Option C – Investment in a new or existing Singapore-based single-family office (‘SFO’)
Under Option C, there is no longer the requirement for S$2.5 million to be invested as share capital in the SFO company.
The Option C investor is instead required to set up a Singapore-based SFO, having AUM by the SFO of at least S$200 million, of which at least S$50 million must be invested into “local investments” within 12 months from the date of the final approval of his SPR status.
The definition of “local investments” will mirror that of the minimum “local investments” requirement under the section 13O and 13U tax exemption schemes (as relates to exempt single-family offices) administered by the Monetary Authority of Singapore (‘MAS’). “Local investments” for this purpose therefore include:
- Equities, REITs or Business Trusts listed on Singapore-approved exchanges;
- Singapore Qualifying Debt Securities;
- Funds distributed by Singapore licensed/registered fund managers or financial institutions; and
- Private equity investments into non-listed Singapore-incorporated companies with operating businesses and with substantive presence in Singapore.[2]
The S$50 million which has been invested into local investments must be maintained until the fifth year of the investor’s SPR status – although the regularity at which this is to be assessed remains to be clarified by the EDB. In the case of the minimum local investment requirement of 10% of the AUM or S$10 million, whichever is lower (for the section 13O and 13U tax exemption schemes), the assessment of whether the stated threshold has been maintained is determined based on monthly average figures at the end of each financial year. Hence, to achieve consistency between the GIP and the MAS fund tax exemption regime, perhaps a similar approach could be adopted or accepted by the EDB. To require the investors to rigorously monitor the S$50 million threshold at all times could be very demanding and it is believed that a more practical approach is likely to be adopted or accepted by the EDB, with the expectation of good faith on the part of the investor.
As for the Renewal Criteria, the Singapore-based SFO must employ at least 5 “family office professionals” (of which at least 3 of them must be Singapore citizens) by the fifth year of the investor’s SPR status. A “family office professional” may include professionals in functions related to legal, tax, accounting, investments, and philanthropy.
The existing annual total business expenditure requirement will be removed as it is believed that a SFO that can meet the above professional headcount requirements should have a healthy local business spending in Singapore.
Concluding thoughts
The latest enhancements by the EDB are a culmination of various investor and industry feedback on the GIP, and a clear recognition that what constitutes “success” and a “positive impact” to Singapore and the investors investing in each Investment Option should be defined and measured differently.
The revised conditions are thoughtful and enable a more natural and organic growth of each Investment Option and hence should be welcomed by the investors who are keen to achieve success in, while contributing meaningfully to, Singapore.

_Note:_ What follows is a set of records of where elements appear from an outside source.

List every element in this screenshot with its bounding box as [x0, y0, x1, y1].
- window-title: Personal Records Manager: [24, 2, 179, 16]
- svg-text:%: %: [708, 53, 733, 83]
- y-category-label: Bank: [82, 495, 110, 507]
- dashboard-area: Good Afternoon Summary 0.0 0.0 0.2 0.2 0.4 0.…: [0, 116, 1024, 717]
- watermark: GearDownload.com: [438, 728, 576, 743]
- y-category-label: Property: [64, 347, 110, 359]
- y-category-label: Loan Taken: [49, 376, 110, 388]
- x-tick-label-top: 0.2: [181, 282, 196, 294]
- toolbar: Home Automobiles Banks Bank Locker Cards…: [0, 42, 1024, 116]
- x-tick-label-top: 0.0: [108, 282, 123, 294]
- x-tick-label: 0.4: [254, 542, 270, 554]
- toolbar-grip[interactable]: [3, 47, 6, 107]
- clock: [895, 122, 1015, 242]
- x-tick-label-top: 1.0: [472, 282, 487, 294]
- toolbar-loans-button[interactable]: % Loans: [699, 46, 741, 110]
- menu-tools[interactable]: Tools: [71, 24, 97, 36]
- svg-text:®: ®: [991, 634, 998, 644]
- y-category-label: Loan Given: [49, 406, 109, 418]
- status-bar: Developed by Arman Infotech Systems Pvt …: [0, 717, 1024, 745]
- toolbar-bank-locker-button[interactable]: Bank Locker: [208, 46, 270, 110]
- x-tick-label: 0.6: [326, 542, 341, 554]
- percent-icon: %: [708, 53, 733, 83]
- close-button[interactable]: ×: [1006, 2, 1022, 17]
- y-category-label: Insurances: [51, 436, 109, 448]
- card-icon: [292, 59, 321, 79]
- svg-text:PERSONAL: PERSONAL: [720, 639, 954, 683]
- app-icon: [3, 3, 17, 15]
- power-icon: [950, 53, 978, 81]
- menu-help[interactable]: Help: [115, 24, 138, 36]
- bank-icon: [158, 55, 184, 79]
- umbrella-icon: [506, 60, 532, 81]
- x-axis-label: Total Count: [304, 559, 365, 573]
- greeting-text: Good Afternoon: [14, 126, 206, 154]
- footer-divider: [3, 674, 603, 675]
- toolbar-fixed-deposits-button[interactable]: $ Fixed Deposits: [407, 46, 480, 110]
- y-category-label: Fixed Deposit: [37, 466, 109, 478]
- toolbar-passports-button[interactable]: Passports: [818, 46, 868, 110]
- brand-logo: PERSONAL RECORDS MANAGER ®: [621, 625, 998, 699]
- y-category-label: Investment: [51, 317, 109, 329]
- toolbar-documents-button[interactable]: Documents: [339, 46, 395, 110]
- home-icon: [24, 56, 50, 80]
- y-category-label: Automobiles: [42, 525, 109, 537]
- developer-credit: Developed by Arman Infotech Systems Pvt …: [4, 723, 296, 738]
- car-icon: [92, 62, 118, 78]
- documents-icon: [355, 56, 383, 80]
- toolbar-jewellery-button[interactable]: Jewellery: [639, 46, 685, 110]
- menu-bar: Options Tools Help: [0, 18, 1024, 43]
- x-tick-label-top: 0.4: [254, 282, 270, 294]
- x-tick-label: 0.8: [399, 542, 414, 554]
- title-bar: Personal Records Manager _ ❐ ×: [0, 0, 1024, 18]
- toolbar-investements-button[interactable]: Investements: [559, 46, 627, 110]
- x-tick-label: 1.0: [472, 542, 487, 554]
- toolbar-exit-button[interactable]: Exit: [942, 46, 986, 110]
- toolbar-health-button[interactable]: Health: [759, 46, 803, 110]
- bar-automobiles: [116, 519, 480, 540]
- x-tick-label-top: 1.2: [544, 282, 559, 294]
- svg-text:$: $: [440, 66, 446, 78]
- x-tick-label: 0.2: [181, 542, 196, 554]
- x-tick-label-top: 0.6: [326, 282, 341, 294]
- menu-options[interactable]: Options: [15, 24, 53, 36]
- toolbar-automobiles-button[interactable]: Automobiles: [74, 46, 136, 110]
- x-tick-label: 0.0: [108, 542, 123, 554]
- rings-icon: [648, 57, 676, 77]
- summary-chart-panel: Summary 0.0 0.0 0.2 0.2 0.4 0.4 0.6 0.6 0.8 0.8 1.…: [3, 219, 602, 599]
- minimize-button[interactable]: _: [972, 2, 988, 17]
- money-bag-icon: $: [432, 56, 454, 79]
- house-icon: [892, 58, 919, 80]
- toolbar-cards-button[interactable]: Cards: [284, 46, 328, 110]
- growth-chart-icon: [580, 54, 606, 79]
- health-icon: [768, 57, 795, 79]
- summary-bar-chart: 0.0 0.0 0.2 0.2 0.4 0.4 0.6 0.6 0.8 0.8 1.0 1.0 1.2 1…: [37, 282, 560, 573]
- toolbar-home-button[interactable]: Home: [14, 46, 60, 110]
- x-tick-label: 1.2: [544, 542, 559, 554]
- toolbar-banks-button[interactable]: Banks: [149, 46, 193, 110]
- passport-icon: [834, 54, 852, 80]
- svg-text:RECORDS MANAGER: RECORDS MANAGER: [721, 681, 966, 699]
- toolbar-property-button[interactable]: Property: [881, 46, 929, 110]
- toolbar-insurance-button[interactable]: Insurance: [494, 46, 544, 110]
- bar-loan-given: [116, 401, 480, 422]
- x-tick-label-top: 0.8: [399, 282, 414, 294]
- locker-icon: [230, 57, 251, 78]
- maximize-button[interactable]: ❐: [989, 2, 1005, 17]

Please do get in touch with your usual Withers contact if you would like to discuss this update. If you would like to receive a Mandarin version of this client update, please do not hesitate to contact us at familyoffice@withersworldwide.com.
[1] For Eligible Investors within the category of Family Office Principals, they can only invest through Option C by setting up the qualifying family office in Singapore.
[2] We note that for the section 13O and 13U tax exemption schemes (as relates to exempt single-family offices), the MAS has indicated that the AUM of section 13O and 13U fund vehicles may not include controlling stakes in related operating entities. Investors may wish to hold such shareholdings in a non-section 13O and 13U vehicle instead.